Namen sind Schall und Rauch. Dennoch sind veränderte Bezeichnungen manchmal ein Zeichen für einen echten Rollenwandel. Mit der fortschreitenden digitalen Transformation hat sich die Rolle des Chief Information Officer (CIO) verändert. Viele große, datengetriebene Unternehmen haben heute einen Chief Digital Officer (CDO) oder Leiter Digitalisierung beziehungsweise planen, diese Stelle einzurichten. Als Verantwortlicher, der auf Basis von Datenanalysen Innovationen vorantreibt und die Firmenstrategie mitbestimmt, ist der CDO damit neben dem CEO der vielleicht wichtigste Vertreter der Geschäftsführung.
Die Verantwortung für die Digitalisierung dürfte in Unternehmen künftig vielerorts klarer geregelt sein.
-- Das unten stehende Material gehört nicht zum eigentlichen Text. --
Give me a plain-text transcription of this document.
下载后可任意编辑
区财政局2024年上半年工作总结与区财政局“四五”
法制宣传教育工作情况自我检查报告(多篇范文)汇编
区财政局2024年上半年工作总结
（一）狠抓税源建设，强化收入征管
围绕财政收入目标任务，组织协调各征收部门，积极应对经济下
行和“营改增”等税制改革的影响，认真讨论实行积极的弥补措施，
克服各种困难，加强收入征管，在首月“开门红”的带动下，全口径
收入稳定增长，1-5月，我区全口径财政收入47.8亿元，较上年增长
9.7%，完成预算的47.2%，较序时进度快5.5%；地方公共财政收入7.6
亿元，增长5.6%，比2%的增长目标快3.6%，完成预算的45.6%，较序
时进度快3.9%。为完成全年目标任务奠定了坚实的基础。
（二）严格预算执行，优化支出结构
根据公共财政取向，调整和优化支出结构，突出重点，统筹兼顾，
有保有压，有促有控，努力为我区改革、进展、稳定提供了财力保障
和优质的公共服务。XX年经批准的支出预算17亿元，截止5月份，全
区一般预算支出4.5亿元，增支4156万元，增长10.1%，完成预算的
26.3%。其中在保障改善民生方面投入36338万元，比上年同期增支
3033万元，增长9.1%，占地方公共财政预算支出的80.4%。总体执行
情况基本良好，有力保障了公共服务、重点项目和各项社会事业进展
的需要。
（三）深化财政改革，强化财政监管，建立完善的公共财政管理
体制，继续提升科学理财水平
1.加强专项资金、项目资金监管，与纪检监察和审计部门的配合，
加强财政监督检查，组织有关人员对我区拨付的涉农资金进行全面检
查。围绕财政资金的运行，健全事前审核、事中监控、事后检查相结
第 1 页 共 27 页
Laut einer Umfrage im Auftrag des Digitalverbands Bitkom unter 602 deutschen Firmen ab 20 Beschäftigten hatte Ende 2021 zwar nur jedes fünfte Unternehmen einen eigenen Chief Digital Officer/ Digital Data Officer (CDO) beziehungsweise Leiter Digitalisierung. 14 Prozent gaben jedoch an, die Einrichtung einer solchen Stelle aktuell zu planen. Dabei handelt es sich allerdings vorwiegend um größere Unternehmen. So haben bereits zwei Drittel der Konzerne mit 2.000 oder mehr Beschäftigten einen CDO oder Leiter Digitalisierung. Von den Betrieben mit 20 bis 99 Mitarbeitern ist es dagegen nur ein Drittel. Diese Schere könnte künftig weiter auseinandergehen: 30 Prozent der Unternehmen ab 2.000 Beschäftigten planen, eine entsprechende Stelle zu schaffen. Bei den Firmen mit bis zu 99 Angestellten sind es hingegen nur 13 Prozent.
Tiefgreifender Rollenwandel
Ungeachtet dieser unterschiedlichen Dynamik zeichnet sich hier dennoch ein klarer Trend ab: Noch vor zehn Jahren war es der CIO (Chief Information Officer), der gleichsam als betrieblicher „Digital-Chef“ Themen wie Vernetzung, den Schritt in die Cloud sowie digitale Verwaltungsprozesse vorantrieb. Mit der fortschreitenden Digitalisierung bieten IT-Systeme heute jedoch wesentlich mehr als die Möglichkeit, bestehende Abläufe effizienter zu gestalten. Das hat die Rolle des CIO verändert. Durch ausgereifte Methoden der Datenanalyse sowie mittels Künstlicher Intelligenz und Machine Learning entstehen heute völlig neue digitale Geschäftsmodelle. Gleichzeitig verändern sich viele Bereiche im Tagesgeschäft. Zum Beispiel finden Kundenkontakte im Vertrieb zunehmend über digitale Kanäle statt. Die digitale Transformation betrifft damit nicht mehr nur IT und Marketing, sondern alle Abteilungen. Das verändert im Weiteren nicht nur die Unternehmenskultur und Strategie, sondern auch das Rollenverständnis des CIO, der sich sukzessive zum Chief Digital Officer beziehungsweise Digital Data Officer (CDO) weiterentwickelt.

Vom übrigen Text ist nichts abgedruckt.